Disclaimer: Jonathan Larson's, not mine.

Summary: She had always been afraid of thunderstorms.

Notes/Warnings: A bit of disturbing imagery at the end, but nothing too bad.

A flash of light cut through the dark, disturbing her sleep. Forcing her eyes open, she focused on the clock, waiting for the digital numbers to sharpen in her vision. The red letters announced the time to be 2:05. Sitting up and glancing around, she tried to discern what it was that had woken her up. There was a rumble that caused her stomach to clench. She tried hard to convince herself that she wasn't eavesdropping on the beginnings of a thunderstorm, that the sound could easily have belonged to a truck making its way down the street outside her building.

A second flash dashed her hopes, followed more closely by another rumble, low and menacing. She couldn't deny the approaching storm, but she drew her knees up to her chest and imagined the same truck she had invented only moments before. She started listing reasons why it would be out so late. The driver was delivering a shipment of something – tennis balls, she supposed, to a gym midtown. He had come down from Connecticut – no, no, New Hampshire was better – and he'd been making good time, until he'd missed his exit and gotten lost. Read the map wrong, probably. Ended up in New Jersey. Let's say, she thought, tensing as another shot of lightning burst, penetrating the dark room, let's say he just got hopelessly lost and drove all over the state. It took him hours to find – what was that highway? With the George Washington Bridge? Oh, yeah, 95. It took him forever to find 95, and when he finally did, he got off another wrong exit, dumping him off on the wrong side of town. That's why he was wandering through Alphabet City at 2 AM.

It's a good story, she decided, straightening out and laying down again. It had distracted her from the storm that was increasing outside her window. She hadn't even noticed when the rain had started.
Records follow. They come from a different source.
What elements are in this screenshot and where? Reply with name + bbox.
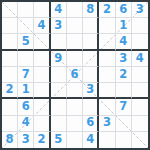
cell-r8c5[interactable] xyxy=(67,116,83,132)
cell-r6c4[interactable] xyxy=(51,83,67,99)
cell-r7c6[interactable] xyxy=(83,99,99,115)
cell-r2c2[interactable] xyxy=(18,18,34,34)
cell-r9c2[interactable]: 3 xyxy=(18,132,34,148)
cell-r1c1[interactable] xyxy=(2,2,18,18)
cell-r1c3[interactable] xyxy=(34,2,50,18)
cell-r8c9[interactable] xyxy=(132,116,148,132)
cell-r6c3[interactable] xyxy=(34,83,50,99)
cell-r3c9[interactable] xyxy=(132,34,148,50)
cell-r8c8[interactable] xyxy=(116,116,132,132)
cell-r1c2[interactable] xyxy=(18,2,34,18)
cell-r7c4[interactable] xyxy=(51,99,67,115)
sudoku-board: 48263431549347622136746383254 xyxy=(0,0,150,150)
cell-r5c1[interactable] xyxy=(2,67,18,83)
cell-r6c9[interactable] xyxy=(132,83,148,99)
cell-r3c7[interactable] xyxy=(99,34,115,50)
cell-r6c1[interactable]: 2 xyxy=(2,83,18,99)
cell-r2c8[interactable]: 1 xyxy=(116,18,132,34)
cell-r1c4[interactable]: 4 xyxy=(51,2,67,18)
cell-r1c6[interactable]: 8 xyxy=(83,2,99,18)
cell-r3c8[interactable]: 4 xyxy=(116,34,132,50)
cell-r6c2[interactable]: 1 xyxy=(18,83,34,99)
cell-r7c2[interactable]: 6 xyxy=(18,99,34,115)
cell-r9c3[interactable]: 2 xyxy=(34,132,50,148)
cell-r2c6[interactable] xyxy=(83,18,99,34)
cell-r3c6[interactable] xyxy=(83,34,99,50)
cell-r2c7[interactable] xyxy=(99,18,115,34)
cell-r6c6[interactable]: 3 xyxy=(83,83,99,99)
cell-r4c8[interactable]: 3 xyxy=(116,51,132,67)
cell-r5c8[interactable]: 2 xyxy=(116,67,132,83)
cell-r6c7[interactable] xyxy=(99,83,115,99)
cell-r5c9[interactable] xyxy=(132,67,148,83)
cell-r4c9[interactable]: 4 xyxy=(132,51,148,67)
cell-r3c2[interactable]: 5 xyxy=(18,34,34,50)
cell-r2c3[interactable]: 4 xyxy=(34,18,50,34)
cell-r4c6[interactable] xyxy=(83,51,99,67)
cell-r2c4[interactable]: 3 xyxy=(51,18,67,34)
cell-r4c2[interactable] xyxy=(18,51,34,67)
cell-r2c5[interactable] xyxy=(67,18,83,34)
cell-r9c4[interactable]: 5 xyxy=(51,132,67,148)
cell-r5c3[interactable] xyxy=(34,67,50,83)
cell-r9c8[interactable] xyxy=(116,132,132,148)
cell-r7c5[interactable] xyxy=(67,99,83,115)
cell-r1c7[interactable]: 2 xyxy=(99,2,115,18)
cell-r8c3[interactable] xyxy=(34,116,50,132)
cell-r1c8[interactable]: 6 xyxy=(116,2,132,18)
sudoku-app: 48263431549347622136746383254 xyxy=(0,0,150,150)
cell-r2c9[interactable] xyxy=(132,18,148,34)
cell-r5c4[interactable] xyxy=(51,67,67,83)
cell-r5c2[interactable]: 7 xyxy=(18,67,34,83)
cell-r3c5[interactable] xyxy=(67,34,83,50)
cell-r3c4[interactable] xyxy=(51,34,67,50)
cell-r8c1[interactable] xyxy=(2,116,18,132)
cell-r4c7[interactable] xyxy=(99,51,115,67)
cell-r9c6[interactable]: 4 xyxy=(83,132,99,148)
cell-r6c5[interactable] xyxy=(67,83,83,99)
cell-r9c1[interactable]: 8 xyxy=(2,132,18,148)
cell-r9c7[interactable] xyxy=(99,132,115,148)
cell-r8c7[interactable]: 3 xyxy=(99,116,115,132)
cell-r6c8[interactable] xyxy=(116,83,132,99)
cell-r7c3[interactable] xyxy=(34,99,50,115)
cell-r9c9[interactable] xyxy=(132,132,148,148)
cell-r3c1[interactable] xyxy=(2,34,18,50)
cell-r8c4[interactable] xyxy=(51,116,67,132)
cell-r5c6[interactable] xyxy=(83,67,99,83)
cell-r8c6[interactable]: 6 xyxy=(83,116,99,132)
cell-r7c8[interactable]: 7 xyxy=(116,99,132,115)
cell-r1c5[interactable] xyxy=(67,2,83,18)
cell-r3c3[interactable] xyxy=(34,34,50,50)
cell-r5c5[interactable]: 6 xyxy=(67,67,83,83)
cell-r9c5[interactable] xyxy=(67,132,83,148)
cell-r4c3[interactable] xyxy=(34,51,50,67)
cell-r7c7[interactable] xyxy=(99,99,115,115)
cell-r1c9[interactable]: 3 xyxy=(132,2,148,18)
cell-r5c7[interactable] xyxy=(99,67,115,83)
cell-r4c4[interactable]: 9 xyxy=(51,51,67,67)
cell-r2c1[interactable] xyxy=(2,18,18,34)
cell-r7c1[interactable] xyxy=(2,99,18,115)
cell-r4c1[interactable] xyxy=(2,51,18,67)
cell-r8c2[interactable]: 4 xyxy=(18,116,34,132)
cell-r4c5[interactable] xyxy=(67,51,83,67)
cell-r7c9[interactable] xyxy=(132,99,148,115)
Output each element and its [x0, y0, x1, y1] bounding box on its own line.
She knew she was the only one there, but she turned to the other side of the bed anyway, her hand reaching out of its own accord to search the blankets for the missing body. Cold sheets were all that greeted her touch, no sign of human life to be found.
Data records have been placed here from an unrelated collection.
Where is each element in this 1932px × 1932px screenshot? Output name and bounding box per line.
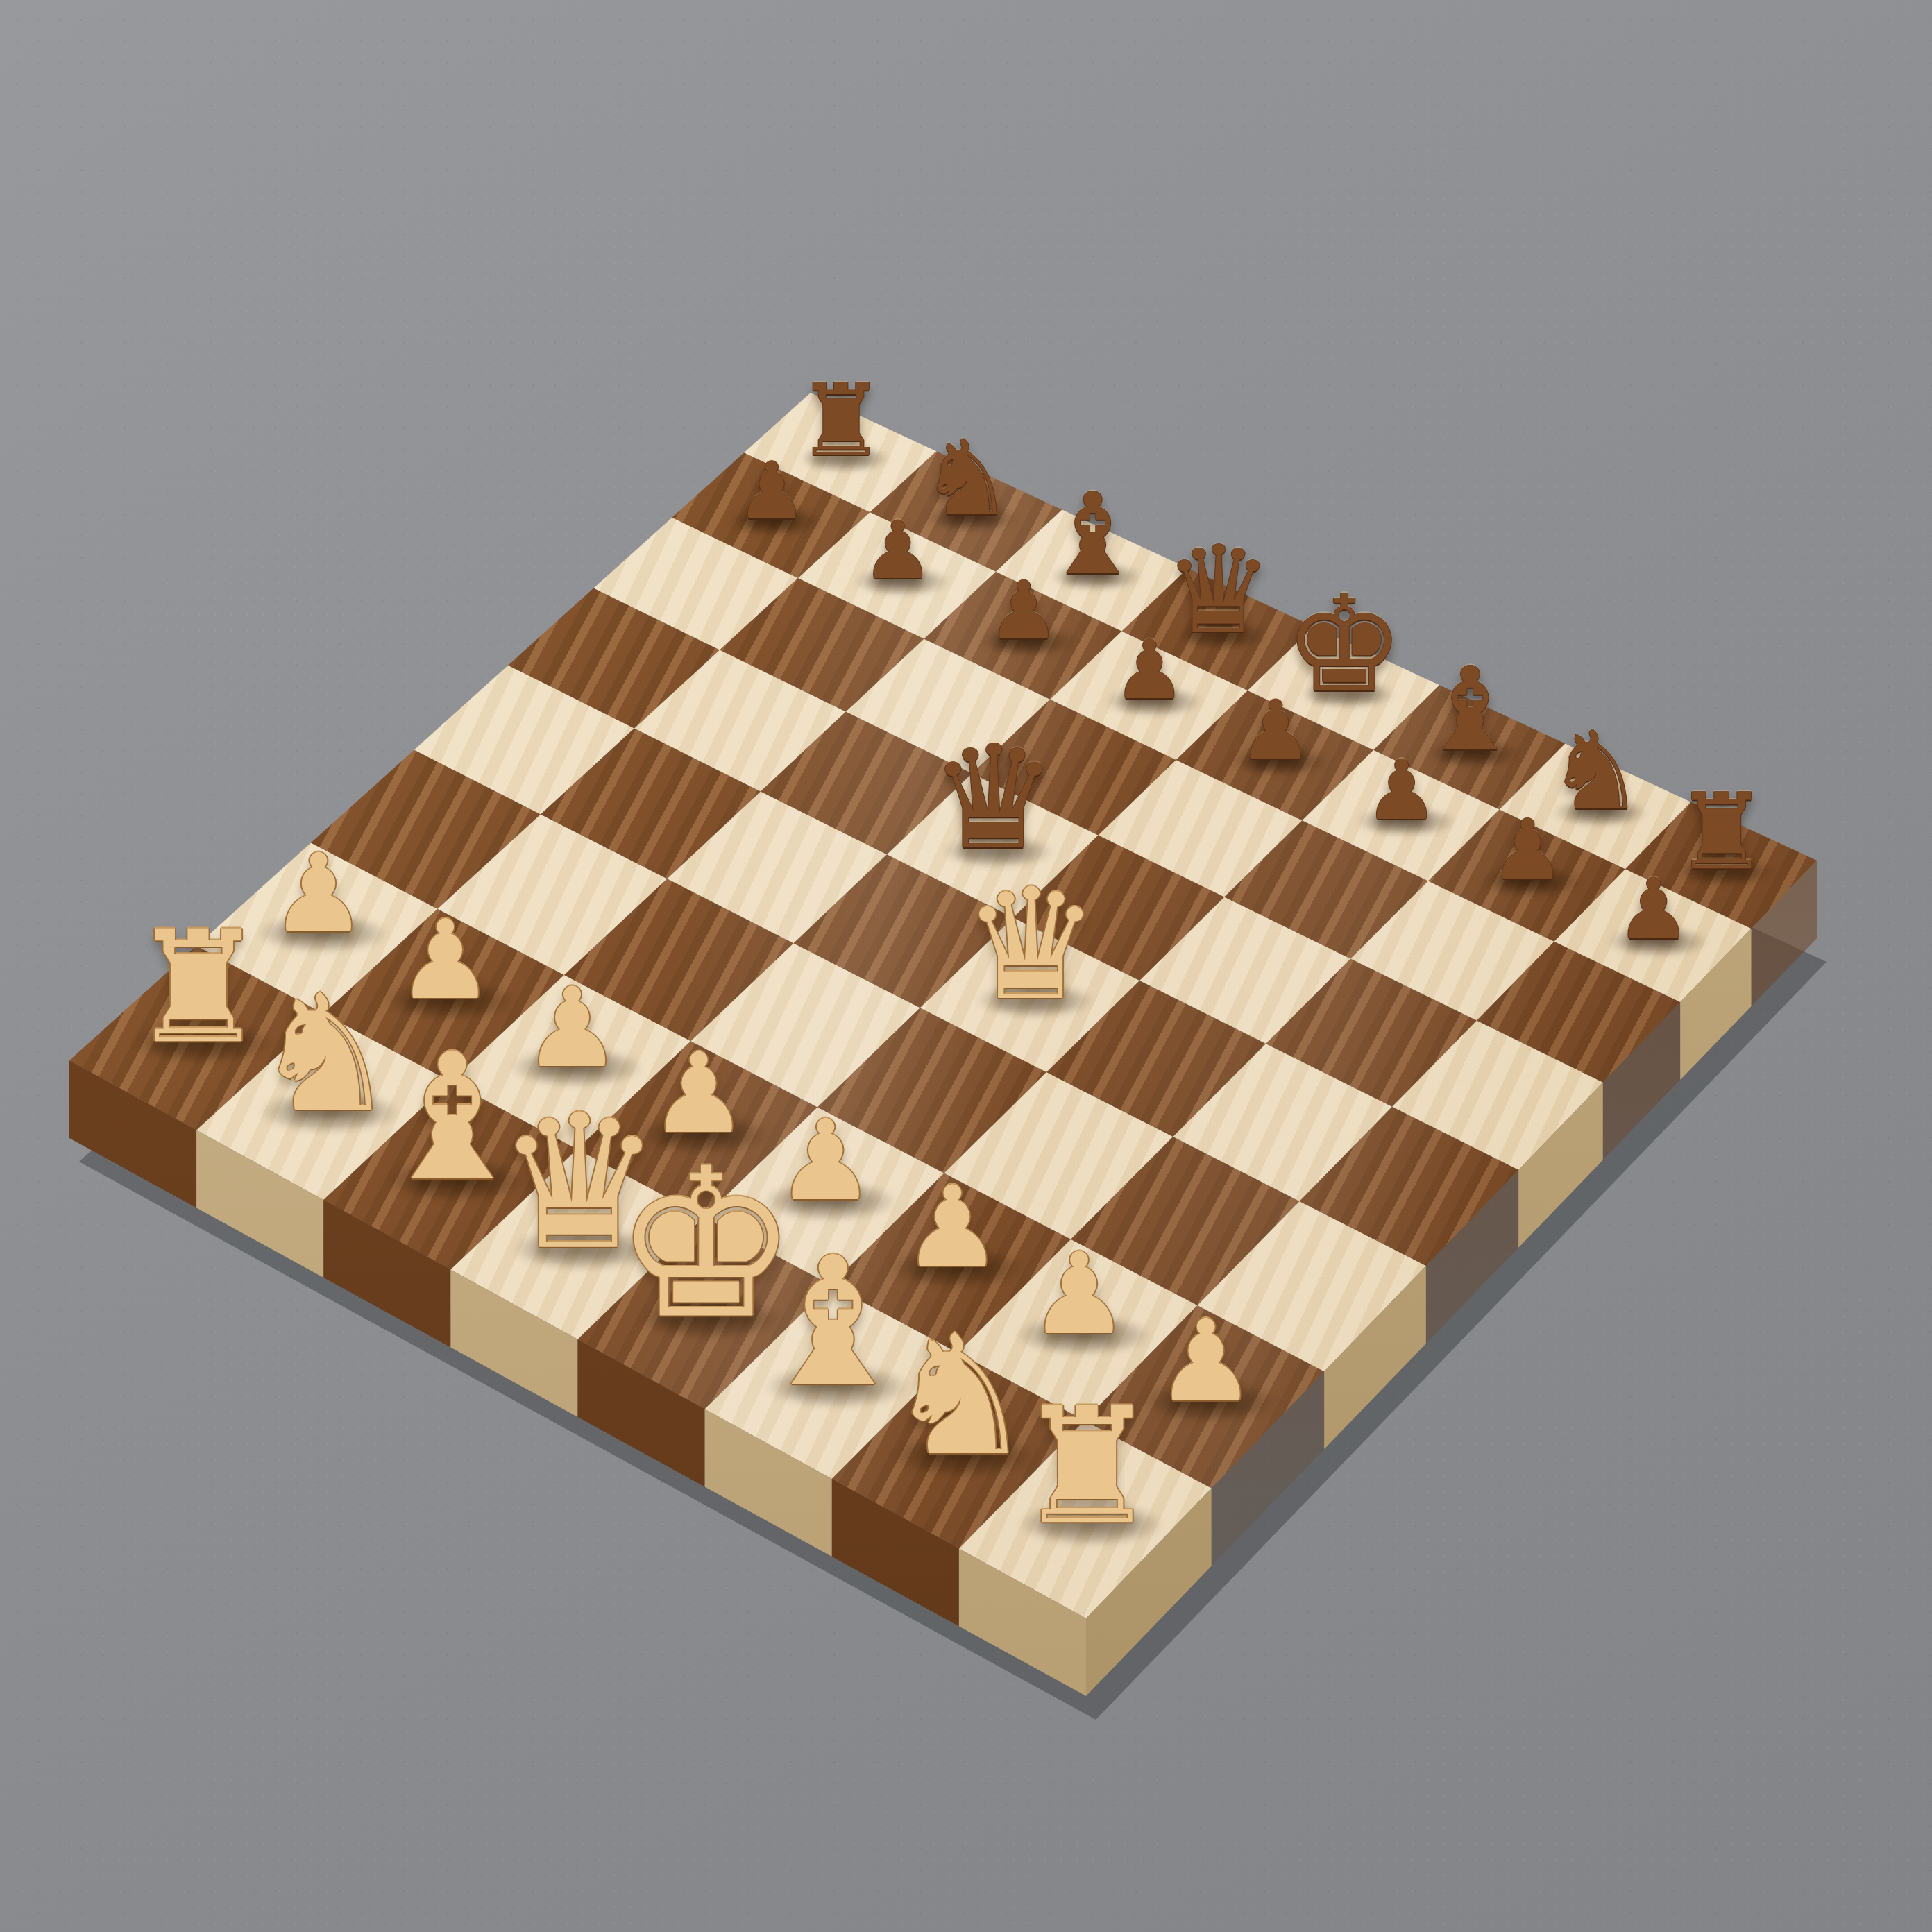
piece-black-pawn-b7[interactable]: ♟ [862,511,933,591]
piece-black-pawn-e7[interactable]: ♟ [1239,689,1312,771]
piece-black-pawn-c7[interactable]: ♟ [988,570,1060,651]
piece-black-pawn-d7[interactable]: ♟ [1113,629,1186,711]
piece-white-pawn-g2[interactable]: ♟ [1028,1238,1130,1350]
chessboard: ♜♞♝♛♚♝♞♜♟♟♟♟♟♟♟♟♛♛♟♟♟♟♟♟♟♟♜♞♝♛♚♝♞♜ [0,0,1932,1932]
piece-white-pawn-b2[interactable]: ♟ [396,906,494,1016]
piece-black-pawn-a7[interactable]: ♟ [736,451,808,530]
piece-black-knight-b8[interactable]: ♞ [920,426,1014,530]
piece-white-rook-a1[interactable]: ♜ [129,910,267,1065]
piece-black-pawn-f7[interactable]: ♟ [1364,749,1439,831]
photo-backdrop: ♜♞♝♛♚♝♞♜♟♟♟♟♟♟♟♟♛♛♟♟♟♟♟♟♟♟♜♞♝♛♚♝♞♜ [0,0,1932,1932]
piece-white-pawn-c2[interactable]: ♟ [523,973,621,1083]
piece-white-knight-g1[interactable]: ♞ [886,1313,1035,1479]
piece-black-queen-d5[interactable]: ♛ [929,727,1058,870]
piece-white-pawn-a2[interactable]: ♟ [270,840,368,949]
piece-white-queen-e4[interactable]: ♛ [962,867,1099,1021]
piece-white-pawn-f2[interactable]: ♟ [902,1172,1003,1284]
piece-black-rook-a8[interactable]: ♜ [797,371,886,471]
piece-black-pawn-h7[interactable]: ♟ [1616,867,1690,951]
piece-white-pawn-h2[interactable]: ♟ [1155,1305,1256,1418]
piece-black-pawn-g7[interactable]: ♟ [1490,808,1565,892]
piece-white-rook-h1[interactable]: ♜ [1015,1387,1159,1547]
He never slept at home anymore.

Turning over and staring out the window at the pounding rain, she made a desperate wish that he wasn't outside tonight. Let him be shacked up with some bimbo he'd met at a club somewhere, it was better than thinking about him shivering and wet in some alley two or three blocks from home.
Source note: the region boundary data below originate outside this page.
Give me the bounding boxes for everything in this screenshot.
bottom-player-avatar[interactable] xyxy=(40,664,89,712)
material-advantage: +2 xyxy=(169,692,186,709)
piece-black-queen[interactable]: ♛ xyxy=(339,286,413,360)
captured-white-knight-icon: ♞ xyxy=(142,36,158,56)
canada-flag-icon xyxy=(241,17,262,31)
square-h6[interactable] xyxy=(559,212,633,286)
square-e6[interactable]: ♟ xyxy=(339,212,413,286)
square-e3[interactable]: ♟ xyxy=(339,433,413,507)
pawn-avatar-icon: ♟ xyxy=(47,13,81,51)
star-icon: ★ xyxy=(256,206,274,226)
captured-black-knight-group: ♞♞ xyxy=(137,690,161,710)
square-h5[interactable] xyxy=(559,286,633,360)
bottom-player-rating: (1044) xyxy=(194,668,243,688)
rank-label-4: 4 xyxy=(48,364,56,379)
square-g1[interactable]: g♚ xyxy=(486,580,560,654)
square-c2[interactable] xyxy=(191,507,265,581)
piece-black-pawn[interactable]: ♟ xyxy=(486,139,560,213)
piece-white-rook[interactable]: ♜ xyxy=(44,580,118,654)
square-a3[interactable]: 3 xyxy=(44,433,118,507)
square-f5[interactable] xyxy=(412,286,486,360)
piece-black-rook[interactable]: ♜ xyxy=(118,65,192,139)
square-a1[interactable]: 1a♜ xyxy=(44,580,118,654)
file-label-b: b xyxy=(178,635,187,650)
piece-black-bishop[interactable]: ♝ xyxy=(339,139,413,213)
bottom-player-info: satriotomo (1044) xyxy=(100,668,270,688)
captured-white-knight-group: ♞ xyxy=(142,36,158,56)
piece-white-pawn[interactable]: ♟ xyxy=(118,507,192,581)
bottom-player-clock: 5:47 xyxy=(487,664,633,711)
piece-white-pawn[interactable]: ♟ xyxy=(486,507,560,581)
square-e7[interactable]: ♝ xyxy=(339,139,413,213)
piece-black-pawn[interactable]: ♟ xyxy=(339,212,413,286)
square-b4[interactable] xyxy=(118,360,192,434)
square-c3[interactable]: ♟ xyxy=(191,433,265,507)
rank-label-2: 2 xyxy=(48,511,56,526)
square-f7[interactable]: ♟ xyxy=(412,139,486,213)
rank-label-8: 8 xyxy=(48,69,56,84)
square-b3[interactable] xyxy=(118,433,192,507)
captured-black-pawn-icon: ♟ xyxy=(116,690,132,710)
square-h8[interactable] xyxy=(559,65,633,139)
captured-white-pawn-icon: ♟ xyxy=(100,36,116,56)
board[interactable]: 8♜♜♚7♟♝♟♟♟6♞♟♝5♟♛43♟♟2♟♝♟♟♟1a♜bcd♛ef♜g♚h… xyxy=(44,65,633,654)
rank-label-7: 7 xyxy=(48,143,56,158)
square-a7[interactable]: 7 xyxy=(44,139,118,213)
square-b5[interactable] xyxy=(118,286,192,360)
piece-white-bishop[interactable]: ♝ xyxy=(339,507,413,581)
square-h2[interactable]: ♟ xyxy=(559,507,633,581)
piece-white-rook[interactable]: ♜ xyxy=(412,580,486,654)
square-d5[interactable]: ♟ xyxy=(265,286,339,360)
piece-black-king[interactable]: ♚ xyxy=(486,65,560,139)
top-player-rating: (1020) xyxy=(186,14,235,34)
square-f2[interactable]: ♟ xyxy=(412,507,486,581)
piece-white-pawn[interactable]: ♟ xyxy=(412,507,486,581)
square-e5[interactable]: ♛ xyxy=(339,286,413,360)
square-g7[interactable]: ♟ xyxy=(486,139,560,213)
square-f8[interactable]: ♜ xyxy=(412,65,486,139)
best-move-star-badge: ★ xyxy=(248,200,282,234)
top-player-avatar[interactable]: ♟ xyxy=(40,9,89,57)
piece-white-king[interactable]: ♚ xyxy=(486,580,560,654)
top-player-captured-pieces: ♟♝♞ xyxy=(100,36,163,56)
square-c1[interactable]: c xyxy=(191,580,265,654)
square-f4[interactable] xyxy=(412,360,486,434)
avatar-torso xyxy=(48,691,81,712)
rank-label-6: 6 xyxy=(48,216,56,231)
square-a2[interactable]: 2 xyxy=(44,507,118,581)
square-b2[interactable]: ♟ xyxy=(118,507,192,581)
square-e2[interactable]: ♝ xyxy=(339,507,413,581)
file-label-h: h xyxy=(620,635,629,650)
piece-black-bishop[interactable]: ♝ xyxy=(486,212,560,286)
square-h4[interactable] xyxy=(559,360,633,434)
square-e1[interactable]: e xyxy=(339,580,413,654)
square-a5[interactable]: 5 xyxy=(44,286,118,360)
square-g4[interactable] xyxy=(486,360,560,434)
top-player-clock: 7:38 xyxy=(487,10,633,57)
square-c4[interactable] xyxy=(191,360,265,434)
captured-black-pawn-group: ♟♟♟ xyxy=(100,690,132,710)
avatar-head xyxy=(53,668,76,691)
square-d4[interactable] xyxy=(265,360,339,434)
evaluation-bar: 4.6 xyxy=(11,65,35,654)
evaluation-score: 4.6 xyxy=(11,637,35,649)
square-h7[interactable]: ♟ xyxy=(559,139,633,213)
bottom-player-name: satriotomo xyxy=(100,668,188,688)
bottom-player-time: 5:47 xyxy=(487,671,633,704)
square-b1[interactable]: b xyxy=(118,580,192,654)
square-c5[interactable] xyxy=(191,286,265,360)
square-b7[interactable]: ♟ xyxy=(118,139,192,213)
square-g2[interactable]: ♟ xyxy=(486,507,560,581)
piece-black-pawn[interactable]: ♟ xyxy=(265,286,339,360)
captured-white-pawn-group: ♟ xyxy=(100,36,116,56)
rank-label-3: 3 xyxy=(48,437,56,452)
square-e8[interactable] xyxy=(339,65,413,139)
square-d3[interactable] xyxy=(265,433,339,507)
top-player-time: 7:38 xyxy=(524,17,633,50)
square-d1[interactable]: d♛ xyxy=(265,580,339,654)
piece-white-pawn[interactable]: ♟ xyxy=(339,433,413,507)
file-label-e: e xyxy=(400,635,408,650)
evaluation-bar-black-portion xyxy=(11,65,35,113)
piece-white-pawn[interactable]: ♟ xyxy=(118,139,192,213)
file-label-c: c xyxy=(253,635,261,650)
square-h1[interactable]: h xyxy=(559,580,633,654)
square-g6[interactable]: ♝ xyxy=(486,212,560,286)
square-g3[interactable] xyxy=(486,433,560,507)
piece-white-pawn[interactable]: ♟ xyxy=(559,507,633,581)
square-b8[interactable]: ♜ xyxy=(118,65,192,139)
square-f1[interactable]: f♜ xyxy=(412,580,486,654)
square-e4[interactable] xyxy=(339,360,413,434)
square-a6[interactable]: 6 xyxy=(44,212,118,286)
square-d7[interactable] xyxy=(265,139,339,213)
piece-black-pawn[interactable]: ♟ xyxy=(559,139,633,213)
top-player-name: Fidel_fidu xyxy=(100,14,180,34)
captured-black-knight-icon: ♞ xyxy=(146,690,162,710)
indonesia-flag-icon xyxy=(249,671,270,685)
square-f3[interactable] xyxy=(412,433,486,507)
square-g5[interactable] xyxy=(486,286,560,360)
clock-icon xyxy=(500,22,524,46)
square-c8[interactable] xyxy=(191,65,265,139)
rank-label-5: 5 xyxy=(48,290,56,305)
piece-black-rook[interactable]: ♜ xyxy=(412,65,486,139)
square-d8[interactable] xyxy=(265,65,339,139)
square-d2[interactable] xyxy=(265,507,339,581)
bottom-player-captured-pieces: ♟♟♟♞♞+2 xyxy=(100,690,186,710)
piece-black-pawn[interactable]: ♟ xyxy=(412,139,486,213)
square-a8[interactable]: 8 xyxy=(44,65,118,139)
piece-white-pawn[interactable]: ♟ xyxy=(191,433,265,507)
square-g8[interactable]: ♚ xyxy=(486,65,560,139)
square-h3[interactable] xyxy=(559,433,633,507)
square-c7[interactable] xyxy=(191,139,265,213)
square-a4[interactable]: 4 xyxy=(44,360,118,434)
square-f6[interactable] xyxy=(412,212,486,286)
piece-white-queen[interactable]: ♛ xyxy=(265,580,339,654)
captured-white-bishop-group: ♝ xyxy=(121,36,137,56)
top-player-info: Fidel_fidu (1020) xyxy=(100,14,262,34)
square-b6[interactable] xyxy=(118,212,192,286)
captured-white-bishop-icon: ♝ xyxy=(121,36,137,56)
She hated thunderstorms. Always had. Ever since she was a child, she'd come up with elaborate stories to explain away the noises and the light, to distract her from her fears. When they started living together, he used to tease her gently, but when the thunderclaps caused her to tremble, when the lightning flashed white in the dark, he'd always take her in his arms, holding her tight, kissing her forehead, telling her there was nothing to be afraid of. And those were the nights she felt safest.

He never slept at home anymore.

He had found new friends, and new hobbies. He'd introduced her to his new way of life, and she had readily accepted it, because it was him. He wouldn't hurt her. He was the one that protected her and made her feel safe.

The storm was raging. And he wasn't there to tell her it would pass and they'd be okay.

It thundered again two months later, when he pulled her body from the lukewarm bathwater, the life long since drained out of it in ribbons of red.